Estonia is a tiny country in Northern Europe. Due to its quiet and pacific nature, the Baltic region doesn’t often get too much attention. However, Estonia is by far the most advanced digital society on the planet. The numbers speak for themselves: Taxes are completed online in under 5 minutes, 99 percent of Estonia’s public services are available online 24 hours a day and nearly one-third of citizens vote via the internet.
“We have a generation who has grown up knowing that you communicate digitally with your school because we have an e-school system, with your doctor because of e-health,” Estonia’s president Kersti Kaljulaid told CNBC in an interview in Tallinn in August, 2019. “You could say the Estonian government offers what normally only the private sector can offer to people.”
E-Residency Of Estonia
Estonia’s E-Residency can be deemed as the main key to Estonia’s digital society. This first-of-its-kind initiative allows individuals to start businesses in Estonia regardless of where they physically are. Beyond Estonia, this very initiative serves as a launching pad for companies looking to step into the European Union (EU) market.

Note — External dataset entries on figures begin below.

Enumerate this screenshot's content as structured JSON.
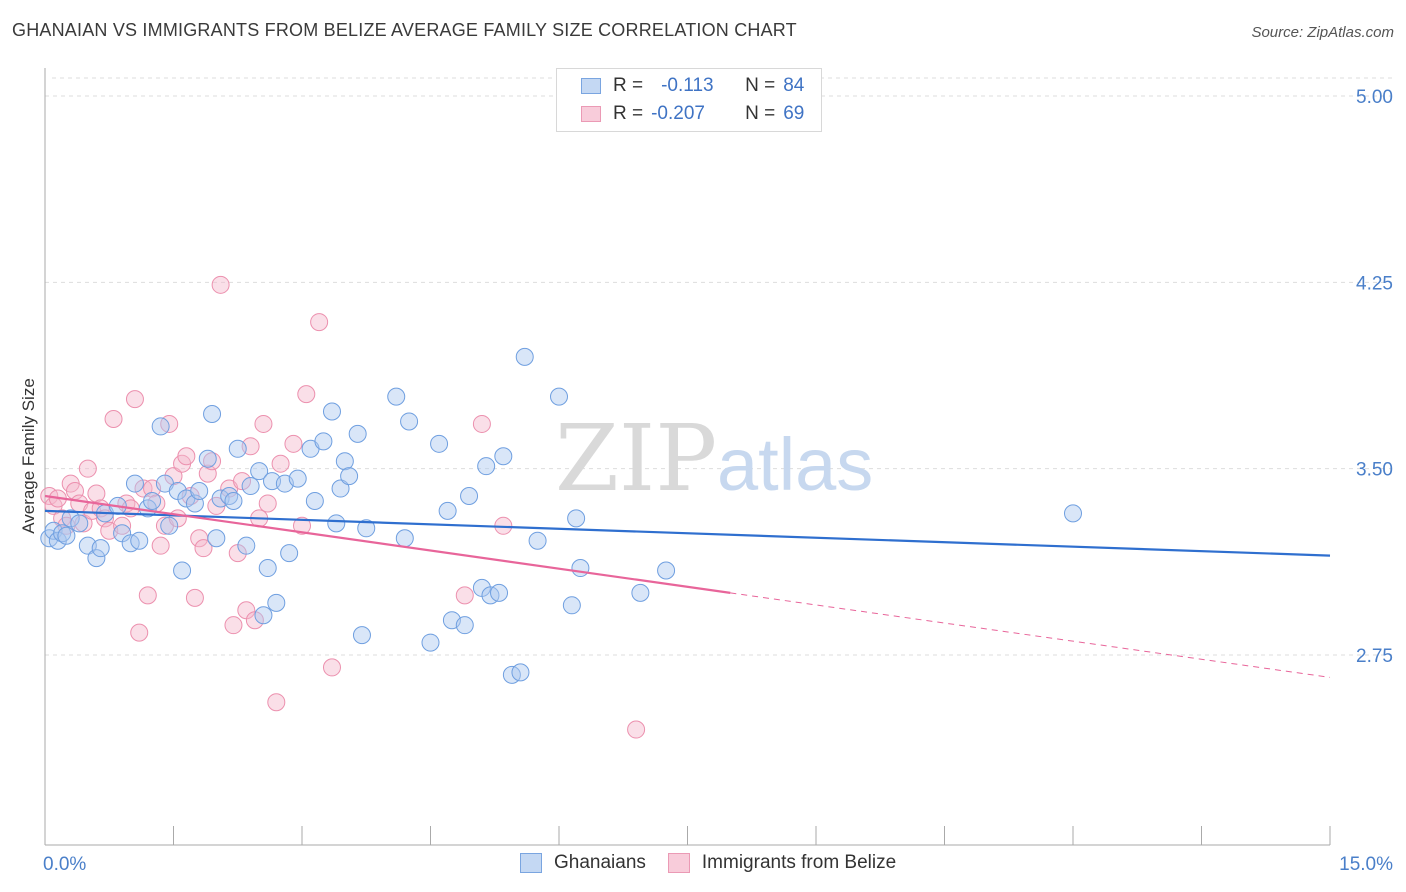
{
  "title": "GHANAIAN VS IMMIGRANTS FROM BELIZE AVERAGE FAMILY SIZE CORRELATION CHART",
  "source": "Source: ZipAtlas.com",
  "watermark": {
    "zip": "ZIP",
    "atlas": "atlas"
  },
  "legend_top": {
    "rows": [
      {
        "r_label": "R =",
        "r_value": "-0.113",
        "n_label": "N =",
        "n_value": "84"
      },
      {
        "r_label": "R =",
        "r_value": "-0.207",
        "n_label": "N =",
        "n_value": "69"
      }
    ]
  },
  "legend_bottom": {
    "series1": "Ghanaians",
    "series2": "Immigrants from Belize"
  },
  "colors": {
    "blue_fill": "#aac8f0",
    "blue_stroke": "#6f9fe0",
    "blue_line": "#2f6fcf",
    "pink_fill": "#f5b8cb",
    "pink_stroke": "#ec90ae",
    "pink_line": "#e8659a",
    "grid": "#dddddd",
    "tick_text": "#4a7fc9"
  },
  "chart_data": {
    "type": "scatter",
    "title": "GHANAIAN VS IMMIGRANTS FROM BELIZE AVERAGE FAMILY SIZE CORRELATION CHART",
    "xlabel": "",
    "ylabel": "Average Family Size",
    "xlim": [
      0,
      15
    ],
    "ylim": [
      2.0,
      5.1
    ],
    "y_ticks": [
      2.75,
      3.5,
      4.25,
      5.0
    ],
    "y_tick_labels": [
      "2.75",
      "3.50",
      "4.25",
      "5.00"
    ],
    "x_tick_labels": [
      "0.0%",
      "15.0%"
    ],
    "grid": true,
    "series": [
      {
        "name": "Ghanaians",
        "trend": {
          "x": [
            0,
            15
          ],
          "y": [
            3.33,
            3.15
          ]
        },
        "points": [
          [
            0.05,
            3.22
          ],
          [
            0.1,
            3.25
          ],
          [
            0.15,
            3.21
          ],
          [
            0.2,
            3.24
          ],
          [
            0.25,
            3.23
          ],
          [
            0.3,
            3.3
          ],
          [
            0.4,
            3.28
          ],
          [
            0.5,
            3.19
          ],
          [
            0.6,
            3.14
          ],
          [
            0.65,
            3.18
          ],
          [
            0.7,
            3.32
          ],
          [
            0.85,
            3.35
          ],
          [
            0.9,
            3.24
          ],
          [
            1.0,
            3.2
          ],
          [
            1.05,
            3.44
          ],
          [
            1.1,
            3.21
          ],
          [
            1.2,
            3.34
          ],
          [
            1.25,
            3.37
          ],
          [
            1.35,
            3.67
          ],
          [
            1.4,
            3.44
          ],
          [
            1.45,
            3.27
          ],
          [
            1.55,
            3.41
          ],
          [
            1.6,
            3.09
          ],
          [
            1.65,
            3.38
          ],
          [
            1.75,
            3.36
          ],
          [
            1.8,
            3.41
          ],
          [
            1.9,
            3.54
          ],
          [
            1.95,
            3.72
          ],
          [
            2.0,
            3.22
          ],
          [
            2.05,
            3.38
          ],
          [
            2.15,
            3.39
          ],
          [
            2.2,
            3.37
          ],
          [
            2.25,
            3.58
          ],
          [
            2.35,
            3.19
          ],
          [
            2.4,
            3.43
          ],
          [
            2.5,
            3.49
          ],
          [
            2.55,
            2.91
          ],
          [
            2.6,
            3.1
          ],
          [
            2.65,
            3.45
          ],
          [
            2.7,
            2.96
          ],
          [
            2.8,
            3.44
          ],
          [
            2.85,
            3.16
          ],
          [
            2.95,
            3.46
          ],
          [
            3.1,
            3.58
          ],
          [
            3.15,
            3.37
          ],
          [
            3.25,
            3.61
          ],
          [
            3.35,
            3.73
          ],
          [
            3.4,
            3.28
          ],
          [
            3.45,
            3.42
          ],
          [
            3.5,
            3.53
          ],
          [
            3.55,
            3.47
          ],
          [
            3.65,
            3.64
          ],
          [
            3.7,
            2.83
          ],
          [
            3.75,
            3.26
          ],
          [
            4.1,
            3.79
          ],
          [
            4.2,
            3.22
          ],
          [
            4.25,
            3.69
          ],
          [
            4.5,
            2.8
          ],
          [
            4.6,
            3.6
          ],
          [
            4.7,
            3.33
          ],
          [
            4.75,
            2.89
          ],
          [
            4.9,
            2.87
          ],
          [
            4.95,
            3.39
          ],
          [
            5.1,
            3.02
          ],
          [
            5.15,
            3.51
          ],
          [
            5.2,
            2.99
          ],
          [
            5.3,
            3.0
          ],
          [
            5.35,
            3.55
          ],
          [
            5.45,
            2.67
          ],
          [
            5.55,
            2.68
          ],
          [
            5.6,
            3.95
          ],
          [
            5.75,
            3.21
          ],
          [
            6.0,
            3.79
          ],
          [
            6.15,
            2.95
          ],
          [
            6.2,
            3.3
          ],
          [
            6.25,
            3.1
          ],
          [
            6.95,
            3.0
          ],
          [
            7.25,
            3.09
          ],
          [
            12.0,
            3.32
          ]
        ]
      },
      {
        "name": "Immigrants from Belize",
        "trend": {
          "x": [
            0,
            8.0,
            15
          ],
          "y": [
            3.39,
            3.0,
            2.66
          ]
        },
        "points": [
          [
            0.05,
            3.39
          ],
          [
            0.1,
            3.35
          ],
          [
            0.15,
            3.38
          ],
          [
            0.2,
            3.3
          ],
          [
            0.25,
            3.27
          ],
          [
            0.3,
            3.44
          ],
          [
            0.35,
            3.41
          ],
          [
            0.4,
            3.36
          ],
          [
            0.45,
            3.28
          ],
          [
            0.5,
            3.5
          ],
          [
            0.55,
            3.33
          ],
          [
            0.6,
            3.4
          ],
          [
            0.65,
            3.34
          ],
          [
            0.7,
            3.3
          ],
          [
            0.75,
            3.25
          ],
          [
            0.8,
            3.7
          ],
          [
            0.9,
            3.27
          ],
          [
            0.95,
            3.36
          ],
          [
            1.0,
            3.34
          ],
          [
            1.05,
            3.78
          ],
          [
            1.1,
            2.84
          ],
          [
            1.15,
            3.42
          ],
          [
            1.2,
            2.99
          ],
          [
            1.25,
            3.42
          ],
          [
            1.3,
            3.36
          ],
          [
            1.35,
            3.19
          ],
          [
            1.4,
            3.27
          ],
          [
            1.45,
            3.68
          ],
          [
            1.5,
            3.47
          ],
          [
            1.55,
            3.3
          ],
          [
            1.6,
            3.52
          ],
          [
            1.65,
            3.55
          ],
          [
            1.7,
            3.39
          ],
          [
            1.75,
            2.98
          ],
          [
            1.8,
            3.22
          ],
          [
            1.85,
            3.18
          ],
          [
            1.9,
            3.48
          ],
          [
            1.95,
            3.53
          ],
          [
            2.0,
            3.35
          ],
          [
            2.05,
            4.24
          ],
          [
            2.15,
            3.42
          ],
          [
            2.2,
            2.87
          ],
          [
            2.25,
            3.16
          ],
          [
            2.3,
            3.45
          ],
          [
            2.35,
            2.93
          ],
          [
            2.4,
            3.59
          ],
          [
            2.45,
            2.89
          ],
          [
            2.5,
            3.3
          ],
          [
            2.55,
            3.68
          ],
          [
            2.6,
            3.36
          ],
          [
            2.7,
            2.56
          ],
          [
            2.75,
            3.52
          ],
          [
            2.9,
            3.6
          ],
          [
            3.0,
            3.27
          ],
          [
            3.05,
            3.8
          ],
          [
            3.2,
            4.09
          ],
          [
            3.35,
            2.7
          ],
          [
            4.9,
            2.99
          ],
          [
            5.1,
            3.68
          ],
          [
            5.35,
            3.27
          ],
          [
            6.9,
            2.45
          ]
        ]
      }
    ]
  }
}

This undoubtedly grants an unmatched advantage for “the outsiders”. Estonia E-Residency has received significant interest worldwide, with more than 50,000 applications have been filed and approved since its launch in 2014. Taavi Kotka, Estonia’s first-ever chief information officer summed it up nicely, “People who have global businesses, have a global lifestyle, they want to be served, and we want to be the best ones in that area”.
Estonia’s Digital Nomad Visa — The First Of Its Kind
Estonia is now building on its success with e-Residency to launch a visa for digital nomads; employees who work remotely around the world. The visa is an example of a public-private partnership at work between the Estonian government and Jobbatical, a cross-border hiring firm.

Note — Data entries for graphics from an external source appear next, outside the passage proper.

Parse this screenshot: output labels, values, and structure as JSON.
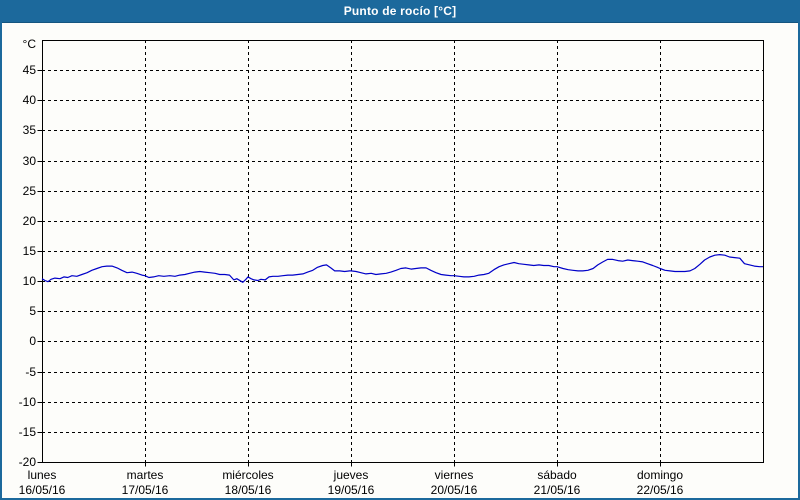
{
  "window": {
    "title": "Punto de rocío [°C]"
  },
  "colors": {
    "titlebar_bg": "#1c699c",
    "titlebar_text": "#ffffff",
    "frame_border": "#1c699c",
    "plot_bg": "#fdfdfa",
    "grid": "#000000",
    "line": "#0000c8"
  },
  "chart_data": {
    "type": "line",
    "title": "Punto de rocío [°C]",
    "grid": "dashed",
    "legend_position": "none",
    "y_axis": {
      "unit": "°C",
      "range": [
        -20,
        50
      ],
      "tick_step": 5,
      "ticks": [
        45,
        40,
        35,
        30,
        25,
        20,
        15,
        10,
        5,
        0,
        -5,
        -10,
        -15,
        -20
      ]
    },
    "x_axis": {
      "range_hours": [
        0,
        168
      ],
      "gridline_hours": [
        24,
        48,
        72,
        96,
        120,
        144
      ],
      "categories": [
        {
          "day": "lunes",
          "date": "16/05/16"
        },
        {
          "day": "martes",
          "date": "17/05/16"
        },
        {
          "day": "miércoles",
          "date": "18/05/16"
        },
        {
          "day": "jueves",
          "date": "19/05/16"
        },
        {
          "day": "viernes",
          "date": "20/05/16"
        },
        {
          "day": "sábado",
          "date": "21/05/16"
        },
        {
          "day": "domingo",
          "date": "22/05/16"
        }
      ]
    },
    "series": [
      {
        "name": "Punto de rocío",
        "color": "#0000c8",
        "points": [
          [
            0,
            10.4
          ],
          [
            0.7,
            10.1
          ],
          [
            1.4,
            9.9
          ],
          [
            2.1,
            10.3
          ],
          [
            3,
            10.5
          ],
          [
            4.2,
            10.4
          ],
          [
            5.1,
            10.7
          ],
          [
            6,
            10.6
          ],
          [
            7,
            10.9
          ],
          [
            8.1,
            10.8
          ],
          [
            9.3,
            11.1
          ],
          [
            10.5,
            11.4
          ],
          [
            11.6,
            11.8
          ],
          [
            12.8,
            12.1
          ],
          [
            14,
            12.4
          ],
          [
            15.1,
            12.5
          ],
          [
            16.3,
            12.5
          ],
          [
            17.5,
            12.2
          ],
          [
            18.6,
            11.8
          ],
          [
            19.8,
            11.4
          ],
          [
            21,
            11.5
          ],
          [
            22.1,
            11.3
          ],
          [
            23.3,
            11.0
          ],
          [
            24,
            10.9
          ],
          [
            24.9,
            10.6
          ],
          [
            26,
            10.7
          ],
          [
            27.2,
            10.9
          ],
          [
            28.4,
            10.8
          ],
          [
            29.8,
            10.9
          ],
          [
            31,
            10.8
          ],
          [
            32.1,
            11.0
          ],
          [
            33.3,
            11.1
          ],
          [
            34.4,
            11.3
          ],
          [
            35.6,
            11.5
          ],
          [
            36.8,
            11.6
          ],
          [
            37.9,
            11.5
          ],
          [
            39.1,
            11.4
          ],
          [
            40.3,
            11.3
          ],
          [
            41.4,
            11.1
          ],
          [
            42.6,
            11.1
          ],
          [
            43.7,
            11.0
          ],
          [
            44.7,
            10.2
          ],
          [
            45.4,
            10.4
          ],
          [
            46.8,
            9.8
          ],
          [
            47.5,
            10.3
          ],
          [
            48,
            10.7
          ],
          [
            48.7,
            10.4
          ],
          [
            49.4,
            10.2
          ],
          [
            50.3,
            10.1
          ],
          [
            51,
            10.3
          ],
          [
            52,
            10.2
          ],
          [
            52.9,
            10.7
          ],
          [
            53.8,
            10.8
          ],
          [
            55,
            10.8
          ],
          [
            56.1,
            10.9
          ],
          [
            57.3,
            11.0
          ],
          [
            58.4,
            11.0
          ],
          [
            59.6,
            11.1
          ],
          [
            60.8,
            11.2
          ],
          [
            61.9,
            11.5
          ],
          [
            63.1,
            11.8
          ],
          [
            64.2,
            12.3
          ],
          [
            65.4,
            12.6
          ],
          [
            66.3,
            12.7
          ],
          [
            67.3,
            12.2
          ],
          [
            68.2,
            11.7
          ],
          [
            69.4,
            11.7
          ],
          [
            70.5,
            11.6
          ],
          [
            71.7,
            11.7
          ],
          [
            72,
            11.7
          ],
          [
            73.2,
            11.6
          ],
          [
            74.3,
            11.4
          ],
          [
            75.5,
            11.2
          ],
          [
            76.7,
            11.3
          ],
          [
            77.8,
            11.1
          ],
          [
            79,
            11.2
          ],
          [
            80.2,
            11.3
          ],
          [
            81.3,
            11.5
          ],
          [
            82.5,
            11.8
          ],
          [
            83.6,
            12.1
          ],
          [
            84.8,
            12.2
          ],
          [
            86,
            12.0
          ],
          [
            87.1,
            12.1
          ],
          [
            88.3,
            12.2
          ],
          [
            89.5,
            12.2
          ],
          [
            90.6,
            11.8
          ],
          [
            91.8,
            11.4
          ],
          [
            93,
            11.1
          ],
          [
            94.1,
            11.0
          ],
          [
            95.3,
            10.9
          ],
          [
            96,
            10.9
          ],
          [
            97.2,
            10.8
          ],
          [
            98.3,
            10.7
          ],
          [
            99.5,
            10.7
          ],
          [
            100.7,
            10.8
          ],
          [
            101.8,
            11.0
          ],
          [
            103,
            11.1
          ],
          [
            104.1,
            11.3
          ],
          [
            105.3,
            11.9
          ],
          [
            106.5,
            12.4
          ],
          [
            107.6,
            12.7
          ],
          [
            108.8,
            12.9
          ],
          [
            110,
            13.1
          ],
          [
            111.1,
            12.9
          ],
          [
            112.3,
            12.8
          ],
          [
            113.4,
            12.7
          ],
          [
            114.6,
            12.6
          ],
          [
            115.8,
            12.7
          ],
          [
            116.9,
            12.6
          ],
          [
            118.1,
            12.6
          ],
          [
            119.3,
            12.4
          ],
          [
            120,
            12.4
          ],
          [
            121.4,
            12.1
          ],
          [
            122.6,
            11.9
          ],
          [
            123.7,
            11.8
          ],
          [
            124.9,
            11.7
          ],
          [
            126,
            11.7
          ],
          [
            127.2,
            11.8
          ],
          [
            128.4,
            12.1
          ],
          [
            129.5,
            12.7
          ],
          [
            130.7,
            13.2
          ],
          [
            131.8,
            13.6
          ],
          [
            133,
            13.6
          ],
          [
            134.2,
            13.4
          ],
          [
            135.3,
            13.3
          ],
          [
            136.5,
            13.5
          ],
          [
            137.6,
            13.4
          ],
          [
            138.8,
            13.3
          ],
          [
            140,
            13.2
          ],
          [
            141.1,
            12.9
          ],
          [
            142.3,
            12.6
          ],
          [
            143.4,
            12.3
          ],
          [
            144,
            12.1
          ],
          [
            145.2,
            11.8
          ],
          [
            146.3,
            11.7
          ],
          [
            147.5,
            11.6
          ],
          [
            148.6,
            11.6
          ],
          [
            149.8,
            11.6
          ],
          [
            151,
            11.7
          ],
          [
            152.1,
            12.1
          ],
          [
            153.3,
            12.8
          ],
          [
            154.4,
            13.5
          ],
          [
            155.6,
            14.0
          ],
          [
            156.8,
            14.3
          ],
          [
            157.9,
            14.4
          ],
          [
            159.1,
            14.3
          ],
          [
            160.2,
            14.0
          ],
          [
            161.4,
            13.9
          ],
          [
            162.6,
            13.8
          ],
          [
            163.7,
            12.9
          ],
          [
            164.9,
            12.7
          ],
          [
            166,
            12.5
          ],
          [
            167.2,
            12.4
          ],
          [
            168,
            12.4
          ]
        ]
      }
    ]
  }
}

“What we are doing with the digital nomad visa, it really reflects what our whole immigration policy is about,” said Killu Vantsi, a legal migration adviser at the Estonian Ministry of the internal affairs. “We want to attract the talented people, entrepreneurs that are beneficial to our society to our economy.”
Karoli Hindriks, CEO of Jobbatical, said other countries should follow Estonia’s lead as they face aging populations and a lack of skilled workers. “The countries that are closing down and not thinking about it, I’m very curious to see where they will be in 10, 15 years,” she said.
Estonia — The Unicorn King
Efforts like e-Residency and the digital nomad visa, along with business-friendly tax rates, have helped encourage a start-up culture in the tiny Baltic nation. Skype, the video chatting service that was bought by Microsoft, was launched in Estonia in 2003.
Today, the government boasts it is home to more tech unicorns, private companies valued at more than $1 billion, per capita than any other small country in the world. Its recent unicorns include payments firm TransferWise and Uber competitor Taxify.
Other companies focusing on everything from blockchain to organic food are now vying to be the next Estonian success.
“The environment they set up right now is really friendly,” said Gregory Lu, co-founder of Natufia Labs, a start-up that created a machine to grow organic produce indoors. “I hope they keep it this way.”